No families take so little medicine as those of doctors, except those of apothecaries.—Oliver Wendell Holmes, 1860
It was announced in the Winnemac Daily News that Dr. Geake had been called from the chair of otolaryngology to the vice presidency of the puissant New Idea Medical Instrument and Furniture Company of Jersey City. In celebration he gave a final address to the entire medical school on “The Art and Science of Furnishing the Doctor’s Office.”
He was a neatly finished person, Geake, eyeglassed and enthusiastic and fond of people. He beamed on his loving students and cried:
“Gentlemen: the trouble with too many doctors, even those splendid old pioneer warhorses who through mud and storm, through winter’s chill blast and August’s untempered heat, go bringing cheer and surcease from pain to the world’s humblest, yet even these old Nestors not so infrequently settle down in a rut and never shake themselves loose. Now that I am leaving this field where I have labored so long and happily, I want to ask every manjack of you to read, before you begin to practice medicine, not merely your Rosenau and Howell and Gray, but also, as a preparation for being that which all good citizens must be, namely, practical men, a most valuable little manual of modern psychology, ‘How to Put Pep in Salesmanship,’ by Grosvenor A. Bibby. For don’t forget, gentlemen—and this is my last message to you—the man worthwhile is not merely the man who takes things with a smile but also the man who’s trained in philosophy, practical philosophy, so that instead of daydreaming and spending all this time talking about ‘ethics,’ splendid though they are, and ‘charity,’ glorious virtue though that be, yet he never forgets that unfortunately the world judges a man by the amount of good hard cash he can lay away. The graduates of the University of Hard Knocks judge a physician as they judge a businessman, not merely by his alleged ‘high ideals,’ but by the horsepower he puts into carrying them out—and making them pay! And from a scientific standpoint, don’t overlook the fact that the impression of properly remunerated competence which you make on a patient is of just as much importance in these days of the new psychology as the drugs you get into him or the operations he lets you get away with. The minute he begins to see that other folks appreciate and reward your skill, that minute he must begin to feel your power and so to get well.
“Nothing is more important in inspiring him than to have such an office that as soon as he steps into it, you have begun to sell him the idea of being properly cured. I don’t care whether a doctor has studied in Germany, Munich, Baltimore, and Rochester. I don’t care whether he has all science at his fingertips, whether he can instantly diagnose with a considerable degree of accuracy the most obscure ailment, whether he has the surgical technique of a Mayo, a Crile, a Blake, an Ochsner, a Cushing. If he has a dirty old office, with hand-me-down chairs and a lot of secondhand magazines, then the patient isn’t going to have confidence in him; he is going to resist the treatment—and the doctor is going to have difficulty in putting over and collecting an adequate fee.
“To go far below the surface of this matter into the fundamental philosophy and aesthetics of office furnishing for the doctor, there are today two warring schools—the Tapestry School and the Aseptic School, if I may venture to so denominate and conveniently distinguish them. Both of them have their merits. The Tapestry School claims that luxurious chairs for waiting patients, handsome hand-painted pictures, a bookcase jammed with the world’s best literature in expensively bound sets, together with cut-glass vases and potted palms, produce an impression of that opulence which can come only from sheer ability and knowledge. The Aseptic School, on the other hand, maintains that what the patient wants is that appearance of scrupulous hygiene which can be produced only by furnishing the outer waiting room as well as the inner offices in white-painted chairs and tables, with merely a Japanese print against a gray wall.

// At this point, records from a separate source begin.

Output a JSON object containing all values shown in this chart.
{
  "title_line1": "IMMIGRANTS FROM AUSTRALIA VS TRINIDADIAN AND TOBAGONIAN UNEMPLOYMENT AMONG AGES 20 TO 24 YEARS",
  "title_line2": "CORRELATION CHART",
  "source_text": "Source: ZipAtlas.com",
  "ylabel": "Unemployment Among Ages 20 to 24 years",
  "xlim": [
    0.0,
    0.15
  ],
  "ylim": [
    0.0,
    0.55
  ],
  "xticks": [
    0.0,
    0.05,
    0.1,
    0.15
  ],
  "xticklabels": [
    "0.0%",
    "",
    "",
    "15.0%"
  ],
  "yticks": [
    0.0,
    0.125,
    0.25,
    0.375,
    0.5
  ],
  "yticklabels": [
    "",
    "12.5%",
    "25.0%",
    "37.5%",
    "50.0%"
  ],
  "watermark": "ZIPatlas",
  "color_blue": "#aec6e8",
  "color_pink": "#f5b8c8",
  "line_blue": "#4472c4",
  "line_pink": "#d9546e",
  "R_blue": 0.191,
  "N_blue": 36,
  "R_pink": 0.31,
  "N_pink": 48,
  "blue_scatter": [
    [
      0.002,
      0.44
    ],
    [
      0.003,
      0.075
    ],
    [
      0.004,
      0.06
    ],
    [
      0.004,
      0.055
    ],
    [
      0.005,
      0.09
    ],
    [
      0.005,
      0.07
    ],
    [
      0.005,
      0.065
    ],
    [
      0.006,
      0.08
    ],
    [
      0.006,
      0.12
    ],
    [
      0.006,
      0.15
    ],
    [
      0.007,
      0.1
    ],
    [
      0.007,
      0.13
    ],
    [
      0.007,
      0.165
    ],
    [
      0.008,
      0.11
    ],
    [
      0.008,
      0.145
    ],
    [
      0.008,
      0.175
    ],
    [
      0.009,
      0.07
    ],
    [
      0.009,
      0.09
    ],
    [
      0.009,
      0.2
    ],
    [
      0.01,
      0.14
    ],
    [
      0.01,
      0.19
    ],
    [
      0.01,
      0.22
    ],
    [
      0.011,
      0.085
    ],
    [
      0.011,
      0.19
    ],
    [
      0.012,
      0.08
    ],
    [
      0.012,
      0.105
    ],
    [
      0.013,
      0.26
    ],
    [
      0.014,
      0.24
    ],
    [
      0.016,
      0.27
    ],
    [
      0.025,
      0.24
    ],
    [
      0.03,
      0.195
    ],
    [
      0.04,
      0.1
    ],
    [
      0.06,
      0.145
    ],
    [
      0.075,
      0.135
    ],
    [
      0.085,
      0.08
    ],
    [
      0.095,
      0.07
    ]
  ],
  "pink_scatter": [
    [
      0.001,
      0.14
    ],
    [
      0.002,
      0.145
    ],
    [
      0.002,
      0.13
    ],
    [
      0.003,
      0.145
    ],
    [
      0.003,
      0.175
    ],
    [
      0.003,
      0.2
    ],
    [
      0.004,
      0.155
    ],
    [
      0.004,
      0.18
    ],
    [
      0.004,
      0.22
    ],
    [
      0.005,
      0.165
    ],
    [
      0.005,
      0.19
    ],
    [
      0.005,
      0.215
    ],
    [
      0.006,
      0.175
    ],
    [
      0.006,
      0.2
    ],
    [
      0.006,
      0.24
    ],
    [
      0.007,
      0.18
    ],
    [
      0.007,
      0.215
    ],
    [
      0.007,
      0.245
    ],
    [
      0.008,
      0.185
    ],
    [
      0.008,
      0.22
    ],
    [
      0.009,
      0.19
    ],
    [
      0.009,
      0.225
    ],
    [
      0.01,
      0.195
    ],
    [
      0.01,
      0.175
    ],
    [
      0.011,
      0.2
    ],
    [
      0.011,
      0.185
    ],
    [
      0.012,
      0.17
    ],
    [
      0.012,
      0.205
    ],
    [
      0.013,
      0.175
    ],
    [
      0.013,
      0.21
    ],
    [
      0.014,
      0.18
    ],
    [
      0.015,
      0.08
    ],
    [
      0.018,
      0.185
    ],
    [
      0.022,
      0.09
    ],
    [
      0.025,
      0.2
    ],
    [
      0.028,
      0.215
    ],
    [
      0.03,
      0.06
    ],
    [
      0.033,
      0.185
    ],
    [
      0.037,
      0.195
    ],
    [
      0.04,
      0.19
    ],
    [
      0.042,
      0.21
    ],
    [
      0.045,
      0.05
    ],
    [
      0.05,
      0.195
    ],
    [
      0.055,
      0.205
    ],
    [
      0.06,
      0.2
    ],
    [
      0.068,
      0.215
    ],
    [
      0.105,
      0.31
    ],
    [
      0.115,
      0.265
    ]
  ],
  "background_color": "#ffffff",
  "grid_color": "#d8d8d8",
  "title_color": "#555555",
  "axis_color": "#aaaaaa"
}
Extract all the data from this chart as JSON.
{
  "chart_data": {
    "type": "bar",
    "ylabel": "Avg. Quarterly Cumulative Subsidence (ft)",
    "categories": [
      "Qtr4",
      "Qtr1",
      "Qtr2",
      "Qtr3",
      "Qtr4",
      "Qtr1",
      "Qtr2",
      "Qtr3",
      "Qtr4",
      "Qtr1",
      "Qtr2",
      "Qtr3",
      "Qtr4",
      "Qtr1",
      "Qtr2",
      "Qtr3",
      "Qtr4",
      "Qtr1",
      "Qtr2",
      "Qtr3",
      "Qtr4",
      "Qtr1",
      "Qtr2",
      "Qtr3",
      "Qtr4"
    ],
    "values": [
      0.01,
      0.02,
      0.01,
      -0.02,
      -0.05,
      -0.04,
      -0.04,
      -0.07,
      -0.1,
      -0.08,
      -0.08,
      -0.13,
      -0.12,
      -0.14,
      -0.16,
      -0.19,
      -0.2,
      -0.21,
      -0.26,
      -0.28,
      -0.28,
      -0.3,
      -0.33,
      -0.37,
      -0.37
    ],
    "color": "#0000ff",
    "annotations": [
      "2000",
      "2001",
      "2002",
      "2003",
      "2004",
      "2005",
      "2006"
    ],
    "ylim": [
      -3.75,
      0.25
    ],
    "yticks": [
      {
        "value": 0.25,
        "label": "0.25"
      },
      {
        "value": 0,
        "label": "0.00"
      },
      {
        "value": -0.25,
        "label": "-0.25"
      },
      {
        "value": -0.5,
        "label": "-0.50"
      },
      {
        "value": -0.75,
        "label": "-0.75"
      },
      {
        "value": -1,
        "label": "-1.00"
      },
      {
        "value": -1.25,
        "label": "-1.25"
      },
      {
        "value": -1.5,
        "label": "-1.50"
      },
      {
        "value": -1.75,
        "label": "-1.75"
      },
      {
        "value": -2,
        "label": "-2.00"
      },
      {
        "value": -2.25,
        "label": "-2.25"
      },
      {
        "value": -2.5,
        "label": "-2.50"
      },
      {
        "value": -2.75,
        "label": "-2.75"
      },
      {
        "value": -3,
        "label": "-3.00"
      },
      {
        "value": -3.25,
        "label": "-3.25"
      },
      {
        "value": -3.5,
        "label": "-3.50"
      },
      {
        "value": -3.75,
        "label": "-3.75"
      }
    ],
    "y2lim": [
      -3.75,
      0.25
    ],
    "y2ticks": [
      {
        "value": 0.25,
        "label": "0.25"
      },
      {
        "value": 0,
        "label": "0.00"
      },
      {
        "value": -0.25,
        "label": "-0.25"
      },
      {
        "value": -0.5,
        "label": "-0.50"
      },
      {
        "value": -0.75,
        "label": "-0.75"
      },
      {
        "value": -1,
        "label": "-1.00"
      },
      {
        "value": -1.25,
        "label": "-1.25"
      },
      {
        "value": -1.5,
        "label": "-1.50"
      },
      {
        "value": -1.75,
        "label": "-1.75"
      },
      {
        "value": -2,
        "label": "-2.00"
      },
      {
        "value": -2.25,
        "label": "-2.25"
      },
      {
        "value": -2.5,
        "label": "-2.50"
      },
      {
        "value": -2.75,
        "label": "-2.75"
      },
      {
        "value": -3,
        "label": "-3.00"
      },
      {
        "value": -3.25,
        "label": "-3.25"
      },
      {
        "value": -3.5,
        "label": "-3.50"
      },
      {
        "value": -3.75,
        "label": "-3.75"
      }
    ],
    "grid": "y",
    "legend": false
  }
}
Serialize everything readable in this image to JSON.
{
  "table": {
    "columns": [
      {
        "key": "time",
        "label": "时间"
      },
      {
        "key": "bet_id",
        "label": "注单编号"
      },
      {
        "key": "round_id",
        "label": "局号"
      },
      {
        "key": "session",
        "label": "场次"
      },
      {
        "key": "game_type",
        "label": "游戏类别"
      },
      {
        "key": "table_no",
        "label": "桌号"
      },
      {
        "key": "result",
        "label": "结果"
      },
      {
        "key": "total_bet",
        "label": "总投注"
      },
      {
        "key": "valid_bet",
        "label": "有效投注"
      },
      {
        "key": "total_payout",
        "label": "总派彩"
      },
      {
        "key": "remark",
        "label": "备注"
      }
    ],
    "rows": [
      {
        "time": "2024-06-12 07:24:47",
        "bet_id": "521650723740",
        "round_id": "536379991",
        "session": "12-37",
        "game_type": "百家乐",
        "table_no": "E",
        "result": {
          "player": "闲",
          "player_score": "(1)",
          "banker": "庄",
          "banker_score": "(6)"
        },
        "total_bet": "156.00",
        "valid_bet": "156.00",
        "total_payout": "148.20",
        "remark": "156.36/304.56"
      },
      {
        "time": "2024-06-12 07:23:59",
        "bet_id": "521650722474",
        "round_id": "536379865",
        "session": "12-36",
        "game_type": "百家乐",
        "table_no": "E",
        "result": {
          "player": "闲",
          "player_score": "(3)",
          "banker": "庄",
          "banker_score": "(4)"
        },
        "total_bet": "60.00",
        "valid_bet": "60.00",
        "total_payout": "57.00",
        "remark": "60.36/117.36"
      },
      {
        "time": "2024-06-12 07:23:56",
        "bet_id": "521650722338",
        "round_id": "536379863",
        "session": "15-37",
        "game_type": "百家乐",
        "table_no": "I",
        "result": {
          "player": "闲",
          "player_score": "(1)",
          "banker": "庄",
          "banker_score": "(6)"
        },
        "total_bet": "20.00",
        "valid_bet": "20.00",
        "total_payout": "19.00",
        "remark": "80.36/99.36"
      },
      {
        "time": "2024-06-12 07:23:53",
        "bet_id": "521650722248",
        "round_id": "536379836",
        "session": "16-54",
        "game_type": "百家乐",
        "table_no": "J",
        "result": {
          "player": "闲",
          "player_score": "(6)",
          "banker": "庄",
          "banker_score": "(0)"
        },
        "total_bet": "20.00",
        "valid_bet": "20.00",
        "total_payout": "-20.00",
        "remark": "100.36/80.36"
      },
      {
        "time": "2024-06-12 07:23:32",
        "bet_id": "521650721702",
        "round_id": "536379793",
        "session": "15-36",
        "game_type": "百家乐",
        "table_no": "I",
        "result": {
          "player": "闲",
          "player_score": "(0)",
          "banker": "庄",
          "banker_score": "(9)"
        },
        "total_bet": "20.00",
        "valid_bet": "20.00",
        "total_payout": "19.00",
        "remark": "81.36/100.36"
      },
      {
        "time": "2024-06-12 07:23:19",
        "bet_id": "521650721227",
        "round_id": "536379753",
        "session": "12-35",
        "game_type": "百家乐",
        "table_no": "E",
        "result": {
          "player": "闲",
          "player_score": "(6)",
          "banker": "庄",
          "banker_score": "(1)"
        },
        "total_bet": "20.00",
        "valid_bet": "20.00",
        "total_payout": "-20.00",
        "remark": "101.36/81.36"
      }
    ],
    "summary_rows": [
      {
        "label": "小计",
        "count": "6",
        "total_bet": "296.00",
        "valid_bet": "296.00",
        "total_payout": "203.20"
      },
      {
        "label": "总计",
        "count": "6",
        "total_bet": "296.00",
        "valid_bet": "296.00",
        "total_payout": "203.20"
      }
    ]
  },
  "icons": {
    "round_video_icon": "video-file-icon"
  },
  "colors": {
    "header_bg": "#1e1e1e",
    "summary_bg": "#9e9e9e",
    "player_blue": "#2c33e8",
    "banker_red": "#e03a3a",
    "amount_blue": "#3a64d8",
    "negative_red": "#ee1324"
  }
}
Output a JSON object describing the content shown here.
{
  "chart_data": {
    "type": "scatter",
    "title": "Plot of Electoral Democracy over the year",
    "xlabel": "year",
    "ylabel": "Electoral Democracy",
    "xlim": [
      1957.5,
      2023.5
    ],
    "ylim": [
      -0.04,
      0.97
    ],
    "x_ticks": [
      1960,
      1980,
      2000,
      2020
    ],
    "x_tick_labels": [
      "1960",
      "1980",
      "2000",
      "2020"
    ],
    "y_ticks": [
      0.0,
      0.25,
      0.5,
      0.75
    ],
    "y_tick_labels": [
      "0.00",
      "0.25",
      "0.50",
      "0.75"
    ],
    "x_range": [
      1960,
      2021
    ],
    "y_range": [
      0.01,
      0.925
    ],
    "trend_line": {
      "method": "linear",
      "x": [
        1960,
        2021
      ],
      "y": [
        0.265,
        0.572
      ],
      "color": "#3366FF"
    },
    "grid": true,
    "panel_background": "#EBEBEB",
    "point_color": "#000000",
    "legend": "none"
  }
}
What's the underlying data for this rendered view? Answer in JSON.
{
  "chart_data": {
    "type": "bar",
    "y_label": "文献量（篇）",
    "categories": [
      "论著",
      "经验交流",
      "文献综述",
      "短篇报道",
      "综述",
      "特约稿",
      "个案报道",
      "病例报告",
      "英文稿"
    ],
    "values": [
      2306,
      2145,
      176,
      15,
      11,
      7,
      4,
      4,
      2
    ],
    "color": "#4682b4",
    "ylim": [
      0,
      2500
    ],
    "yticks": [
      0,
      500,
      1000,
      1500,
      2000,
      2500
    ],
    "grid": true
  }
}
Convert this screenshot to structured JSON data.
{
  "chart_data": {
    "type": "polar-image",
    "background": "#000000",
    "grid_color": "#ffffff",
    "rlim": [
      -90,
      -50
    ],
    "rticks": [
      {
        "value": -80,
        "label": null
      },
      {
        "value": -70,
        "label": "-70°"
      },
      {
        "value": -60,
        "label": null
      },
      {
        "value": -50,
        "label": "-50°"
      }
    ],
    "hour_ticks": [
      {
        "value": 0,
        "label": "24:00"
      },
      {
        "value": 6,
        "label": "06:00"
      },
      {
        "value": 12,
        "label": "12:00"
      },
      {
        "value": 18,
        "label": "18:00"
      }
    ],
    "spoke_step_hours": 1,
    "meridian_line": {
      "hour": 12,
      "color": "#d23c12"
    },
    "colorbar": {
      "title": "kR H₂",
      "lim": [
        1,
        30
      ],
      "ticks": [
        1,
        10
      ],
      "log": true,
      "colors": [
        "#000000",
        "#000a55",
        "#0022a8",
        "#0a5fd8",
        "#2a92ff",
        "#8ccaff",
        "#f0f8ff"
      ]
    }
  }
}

“But, gentlemen, it seems obvious to me, so obvious that I wonder it has not been brought out before, that the ideal reception room is a combination of these two schools! Have your potted palms and handsome pictures—to the practical physician they are as necessary a part of his working equipment as a sterilizer or a Baumanometer. But so far as possible have everything in sanitary-looking white—and think of the color schemes you can evolve, or the good wife for you, if she be one blessed with artistic tastes! Rich golden or red cushions, in a Morris chair enameled the purest white! A floor covering of white enamel, with just a border of delicate rose! Recent and unspotted numbers of expensive magazines, with art covers, lying on a white table! Gentlemen, there is the idea of imaginative salesmanship which I wish to leave with you; there is the gospel which I hope to spread in my fresh field of endeavor, the New Idea Instrument Company of Jersey City, where at any time I shall be glad to see and shake by the hand any and all of you.”
From Arrowsmith. In 1926 Lewis declined a Pulitzer Prize since it was awarded not on literary grounds but on the work’s ability to attest to “the wholesome atmosphere of American life.” In 1930 he became the first American recipient of the Nobel Prize for Literature, having published Main Street, Babbitt, and Arrowsmith in the previous decade. He died an alcoholic in 1951 at the age of sixty-five.